Wednesday, April 13, 2011

Re-inventing new business models - not only in high tech

Yesterday Cisco announced that it was closing the Flip video business which it had bought in 2009. Only founded in 2007, it apparently grew, matured, and died in the space of four years. Many other businesses have been obsoleted - the Walkman by the iPod, film by digital cameras. Yet, we also see new business models which re-invigorate the category much as broadband re-invented cable. One of the most interesting is how the curb-side pick up bus is displacing the old point to point bus companies such as Greyhound
I remember in 1969 traveling around America by Greyhound on a 99 day for $99 ticket. Greyhound gradually declined to bankruptcy, but never thought of this. It took entrepreneurs to think of the idea, and then a large company with no vested prestige in the old way to make it successful.

Monday, April 11, 2011

The danger of overpromising - BMW does it

There is nothing so dangerous as advertising which over-promises. As the saying goes, "nothing kills a bad product faster than good advertising." For example, BMW advertising implies that a BMW Certified pre-owned car is as good as a new one. Imagine the disappointment if this is not true. When a car company relies on a dealer to represent the company, disappointment can soon follow. My son recently bought a 3 year old Certified pre-owned car - his third BMW and the first to be bought from a dealer. His previous ones were older and purchased from private owners, yet he had fewer initial problems than with this one. Yet, all dealers stack the deck by strongly asking customers to only give them a top grade when the car company sends a survey to the customer. This is completely counter-productive, and should not be allowed by the car company. Apple retail stores do not allow it and if they discover it, a firing offense.

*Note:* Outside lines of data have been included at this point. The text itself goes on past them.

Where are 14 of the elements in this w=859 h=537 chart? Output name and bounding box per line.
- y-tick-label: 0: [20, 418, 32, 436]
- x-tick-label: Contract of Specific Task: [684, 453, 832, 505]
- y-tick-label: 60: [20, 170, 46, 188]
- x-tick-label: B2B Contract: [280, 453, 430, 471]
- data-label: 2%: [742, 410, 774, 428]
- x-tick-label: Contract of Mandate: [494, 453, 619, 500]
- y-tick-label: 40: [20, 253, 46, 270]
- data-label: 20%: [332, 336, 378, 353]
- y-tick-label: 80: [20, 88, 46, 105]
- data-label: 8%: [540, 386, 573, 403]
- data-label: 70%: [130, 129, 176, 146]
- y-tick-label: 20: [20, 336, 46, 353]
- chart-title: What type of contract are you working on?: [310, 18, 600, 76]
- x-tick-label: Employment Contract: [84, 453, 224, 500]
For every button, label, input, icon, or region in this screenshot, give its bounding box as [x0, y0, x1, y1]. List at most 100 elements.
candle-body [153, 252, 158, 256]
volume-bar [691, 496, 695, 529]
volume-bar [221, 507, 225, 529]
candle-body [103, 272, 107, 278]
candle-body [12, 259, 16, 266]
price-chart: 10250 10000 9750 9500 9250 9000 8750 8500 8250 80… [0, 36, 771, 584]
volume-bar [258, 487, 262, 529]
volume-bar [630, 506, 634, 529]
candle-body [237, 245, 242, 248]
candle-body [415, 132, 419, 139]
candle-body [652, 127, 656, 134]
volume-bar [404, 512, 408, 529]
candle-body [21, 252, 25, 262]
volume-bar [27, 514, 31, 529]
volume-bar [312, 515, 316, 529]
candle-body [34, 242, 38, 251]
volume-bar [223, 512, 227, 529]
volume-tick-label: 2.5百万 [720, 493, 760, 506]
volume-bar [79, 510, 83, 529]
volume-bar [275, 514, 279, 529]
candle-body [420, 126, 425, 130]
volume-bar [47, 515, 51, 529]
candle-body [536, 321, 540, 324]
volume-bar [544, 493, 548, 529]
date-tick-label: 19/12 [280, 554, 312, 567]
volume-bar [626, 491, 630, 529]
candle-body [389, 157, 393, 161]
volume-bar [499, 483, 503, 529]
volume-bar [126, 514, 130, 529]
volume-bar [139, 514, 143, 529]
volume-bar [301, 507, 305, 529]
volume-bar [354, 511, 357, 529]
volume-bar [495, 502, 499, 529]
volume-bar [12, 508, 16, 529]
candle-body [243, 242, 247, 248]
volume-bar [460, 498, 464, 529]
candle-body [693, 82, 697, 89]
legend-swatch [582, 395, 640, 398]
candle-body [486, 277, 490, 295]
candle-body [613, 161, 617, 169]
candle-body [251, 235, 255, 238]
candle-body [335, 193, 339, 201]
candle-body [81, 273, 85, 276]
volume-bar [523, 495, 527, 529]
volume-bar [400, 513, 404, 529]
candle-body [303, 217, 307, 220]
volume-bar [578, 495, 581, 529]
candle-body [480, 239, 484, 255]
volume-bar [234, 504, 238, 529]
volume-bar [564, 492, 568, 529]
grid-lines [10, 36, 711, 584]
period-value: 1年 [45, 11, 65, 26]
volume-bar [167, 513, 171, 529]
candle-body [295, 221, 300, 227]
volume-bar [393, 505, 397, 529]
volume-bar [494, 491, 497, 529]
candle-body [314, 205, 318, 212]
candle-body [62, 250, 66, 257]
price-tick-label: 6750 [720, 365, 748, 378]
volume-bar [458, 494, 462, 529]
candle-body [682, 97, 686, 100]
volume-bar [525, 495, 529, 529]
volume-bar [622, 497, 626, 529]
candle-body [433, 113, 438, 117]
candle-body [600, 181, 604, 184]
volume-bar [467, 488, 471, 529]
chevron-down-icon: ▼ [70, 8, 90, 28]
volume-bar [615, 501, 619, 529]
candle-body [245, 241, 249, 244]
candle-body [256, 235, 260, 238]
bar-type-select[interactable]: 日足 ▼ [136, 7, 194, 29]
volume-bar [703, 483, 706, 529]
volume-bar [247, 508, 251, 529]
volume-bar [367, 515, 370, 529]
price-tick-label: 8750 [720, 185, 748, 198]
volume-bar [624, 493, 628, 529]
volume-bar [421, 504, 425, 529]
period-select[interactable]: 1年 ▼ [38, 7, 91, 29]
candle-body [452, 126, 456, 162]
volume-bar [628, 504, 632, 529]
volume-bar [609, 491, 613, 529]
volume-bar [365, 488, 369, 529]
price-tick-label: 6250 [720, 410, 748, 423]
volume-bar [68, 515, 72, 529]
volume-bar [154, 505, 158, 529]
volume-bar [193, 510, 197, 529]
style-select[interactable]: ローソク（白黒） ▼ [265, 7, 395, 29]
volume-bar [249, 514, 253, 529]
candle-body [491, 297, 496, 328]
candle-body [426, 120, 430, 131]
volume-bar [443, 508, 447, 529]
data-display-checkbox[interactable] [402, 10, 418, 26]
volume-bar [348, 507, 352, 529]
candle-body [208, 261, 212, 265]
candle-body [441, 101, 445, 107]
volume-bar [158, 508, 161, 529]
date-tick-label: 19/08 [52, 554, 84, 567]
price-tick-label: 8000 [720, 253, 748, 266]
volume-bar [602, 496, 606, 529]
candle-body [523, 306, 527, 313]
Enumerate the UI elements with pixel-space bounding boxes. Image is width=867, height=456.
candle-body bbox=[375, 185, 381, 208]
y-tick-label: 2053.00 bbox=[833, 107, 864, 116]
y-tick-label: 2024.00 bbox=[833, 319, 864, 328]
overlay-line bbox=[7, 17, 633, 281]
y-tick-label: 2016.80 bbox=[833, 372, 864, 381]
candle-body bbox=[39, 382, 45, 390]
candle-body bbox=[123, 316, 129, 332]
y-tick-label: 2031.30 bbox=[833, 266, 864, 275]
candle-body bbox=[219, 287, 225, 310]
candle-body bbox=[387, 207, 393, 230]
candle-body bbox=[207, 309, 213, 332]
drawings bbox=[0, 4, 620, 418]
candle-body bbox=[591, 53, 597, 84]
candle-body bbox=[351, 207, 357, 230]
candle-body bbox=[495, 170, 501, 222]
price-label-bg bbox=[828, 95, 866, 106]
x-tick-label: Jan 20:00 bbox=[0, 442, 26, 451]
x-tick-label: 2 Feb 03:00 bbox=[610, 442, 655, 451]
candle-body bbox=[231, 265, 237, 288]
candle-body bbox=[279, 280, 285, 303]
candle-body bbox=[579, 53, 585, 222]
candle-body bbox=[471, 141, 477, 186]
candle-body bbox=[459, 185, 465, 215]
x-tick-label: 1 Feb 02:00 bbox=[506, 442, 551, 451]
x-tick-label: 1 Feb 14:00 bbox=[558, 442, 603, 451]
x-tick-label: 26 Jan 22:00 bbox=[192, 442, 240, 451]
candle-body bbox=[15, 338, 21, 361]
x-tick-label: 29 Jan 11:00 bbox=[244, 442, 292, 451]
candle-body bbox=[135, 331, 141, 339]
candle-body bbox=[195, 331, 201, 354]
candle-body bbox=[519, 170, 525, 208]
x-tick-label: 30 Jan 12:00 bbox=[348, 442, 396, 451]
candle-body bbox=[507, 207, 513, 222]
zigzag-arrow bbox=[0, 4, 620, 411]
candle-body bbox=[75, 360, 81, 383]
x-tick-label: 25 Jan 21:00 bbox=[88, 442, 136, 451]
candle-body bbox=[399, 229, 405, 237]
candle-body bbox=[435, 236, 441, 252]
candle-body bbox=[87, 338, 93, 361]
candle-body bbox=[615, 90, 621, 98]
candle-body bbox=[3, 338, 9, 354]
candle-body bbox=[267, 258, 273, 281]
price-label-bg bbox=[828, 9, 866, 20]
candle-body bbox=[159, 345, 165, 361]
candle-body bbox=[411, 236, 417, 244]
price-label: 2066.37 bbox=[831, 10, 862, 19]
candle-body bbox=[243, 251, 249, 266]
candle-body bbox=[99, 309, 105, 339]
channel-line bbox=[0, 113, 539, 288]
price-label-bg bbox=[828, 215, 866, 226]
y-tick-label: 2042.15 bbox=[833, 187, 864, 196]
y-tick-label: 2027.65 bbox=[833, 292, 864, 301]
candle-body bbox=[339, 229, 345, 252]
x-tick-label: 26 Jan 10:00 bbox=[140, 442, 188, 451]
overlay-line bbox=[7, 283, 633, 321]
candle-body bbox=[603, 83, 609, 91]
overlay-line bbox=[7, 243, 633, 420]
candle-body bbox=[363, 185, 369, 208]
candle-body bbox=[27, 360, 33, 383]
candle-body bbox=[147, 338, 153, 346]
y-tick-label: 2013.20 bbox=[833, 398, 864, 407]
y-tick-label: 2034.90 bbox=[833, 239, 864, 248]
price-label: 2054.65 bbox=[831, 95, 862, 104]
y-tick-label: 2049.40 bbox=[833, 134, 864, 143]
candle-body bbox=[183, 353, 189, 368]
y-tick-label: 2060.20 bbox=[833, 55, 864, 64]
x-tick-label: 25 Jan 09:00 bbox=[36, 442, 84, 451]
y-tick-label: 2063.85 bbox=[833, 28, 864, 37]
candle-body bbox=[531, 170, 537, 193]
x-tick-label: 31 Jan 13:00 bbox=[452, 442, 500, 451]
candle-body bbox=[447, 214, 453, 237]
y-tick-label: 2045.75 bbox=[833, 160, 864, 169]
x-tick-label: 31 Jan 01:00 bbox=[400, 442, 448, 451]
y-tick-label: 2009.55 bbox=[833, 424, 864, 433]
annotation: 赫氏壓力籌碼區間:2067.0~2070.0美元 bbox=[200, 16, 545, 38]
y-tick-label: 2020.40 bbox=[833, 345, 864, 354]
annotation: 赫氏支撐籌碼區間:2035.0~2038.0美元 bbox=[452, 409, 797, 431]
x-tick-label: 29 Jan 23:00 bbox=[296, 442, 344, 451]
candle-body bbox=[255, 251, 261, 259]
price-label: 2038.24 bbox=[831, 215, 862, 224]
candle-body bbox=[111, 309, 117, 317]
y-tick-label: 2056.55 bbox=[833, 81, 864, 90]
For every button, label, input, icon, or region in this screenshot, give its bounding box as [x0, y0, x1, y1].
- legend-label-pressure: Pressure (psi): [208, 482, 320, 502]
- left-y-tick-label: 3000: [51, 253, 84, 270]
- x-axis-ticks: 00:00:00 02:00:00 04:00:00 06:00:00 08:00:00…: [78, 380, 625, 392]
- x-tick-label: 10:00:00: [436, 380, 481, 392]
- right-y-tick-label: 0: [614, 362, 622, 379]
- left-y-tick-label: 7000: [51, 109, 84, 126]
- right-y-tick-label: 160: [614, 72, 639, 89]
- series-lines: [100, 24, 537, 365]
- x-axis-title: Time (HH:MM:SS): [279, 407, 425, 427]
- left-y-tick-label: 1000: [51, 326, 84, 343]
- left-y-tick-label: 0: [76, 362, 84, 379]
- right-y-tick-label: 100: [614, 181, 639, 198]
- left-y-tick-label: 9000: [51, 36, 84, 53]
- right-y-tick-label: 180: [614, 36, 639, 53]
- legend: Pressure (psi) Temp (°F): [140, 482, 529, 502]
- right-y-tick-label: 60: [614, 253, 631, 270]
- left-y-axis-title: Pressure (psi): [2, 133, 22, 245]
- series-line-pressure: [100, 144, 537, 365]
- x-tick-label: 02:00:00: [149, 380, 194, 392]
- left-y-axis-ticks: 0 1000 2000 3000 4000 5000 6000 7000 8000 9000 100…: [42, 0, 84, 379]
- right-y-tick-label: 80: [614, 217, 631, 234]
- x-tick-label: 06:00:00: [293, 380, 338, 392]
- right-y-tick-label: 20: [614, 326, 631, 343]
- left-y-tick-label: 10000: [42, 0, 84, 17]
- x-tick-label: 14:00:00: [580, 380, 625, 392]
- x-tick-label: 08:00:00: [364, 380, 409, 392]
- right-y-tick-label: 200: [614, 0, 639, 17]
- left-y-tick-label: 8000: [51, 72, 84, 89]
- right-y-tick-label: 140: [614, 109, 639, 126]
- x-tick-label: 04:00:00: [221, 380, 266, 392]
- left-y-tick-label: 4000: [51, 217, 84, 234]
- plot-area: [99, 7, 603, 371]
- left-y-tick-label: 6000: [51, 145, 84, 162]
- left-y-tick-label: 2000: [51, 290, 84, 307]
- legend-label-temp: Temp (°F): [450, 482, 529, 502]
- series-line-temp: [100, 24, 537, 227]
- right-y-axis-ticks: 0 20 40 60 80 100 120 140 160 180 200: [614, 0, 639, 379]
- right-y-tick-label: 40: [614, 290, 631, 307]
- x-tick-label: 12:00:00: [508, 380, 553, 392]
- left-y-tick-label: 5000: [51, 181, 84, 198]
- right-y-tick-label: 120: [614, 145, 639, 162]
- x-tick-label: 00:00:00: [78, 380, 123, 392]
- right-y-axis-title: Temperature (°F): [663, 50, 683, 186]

Yet car companies must be aware of it and therefore are conspiring to invalidate their own research. Even when the customer does give excellent ratings, they are usually resentful about the pressure.
However, as a result of this over-claim, BMW has disappointed and since word of mouth is so powerful the company probably will lose sales, even of new cars. Interestingly, while many companies now track online comments, I have found that the least effective companies do not. I would be intrigued to see if BMW does - I know that Kia pays close attention to online comment.

Tuesday, April 05, 2011

Why do people talk too much?

I know a number of people who talk too much. They do not realize that it is very counter-productive. When you are talking you are not listening and cannot learn. You also encourage the other person to drift off and think of something else. They also do not have the chance to ask questions and often instead of persuading them to your opinion, it actually dissuades them. Many of us have the tendency to talk to much, but it is a good habit to deliberately pause and allow the other person to talk or ask questions. In fact it is a good idea to encourage the other person to talk.

Saturday, April 02, 2011

Are "independents" in the US really independent, or merely undecided?

The term "independent," those who are not registered with either major party, is usually used as synonymous with those in the center. This is not necessarily correct. It may be more true that they are simply less interested, or that they have more esoteric views. It is a virtually meaningless term in countries other than the US. In the UK, perhaps the analogous term is "undecided." it would probably be more precise to use a different set of terms in the US.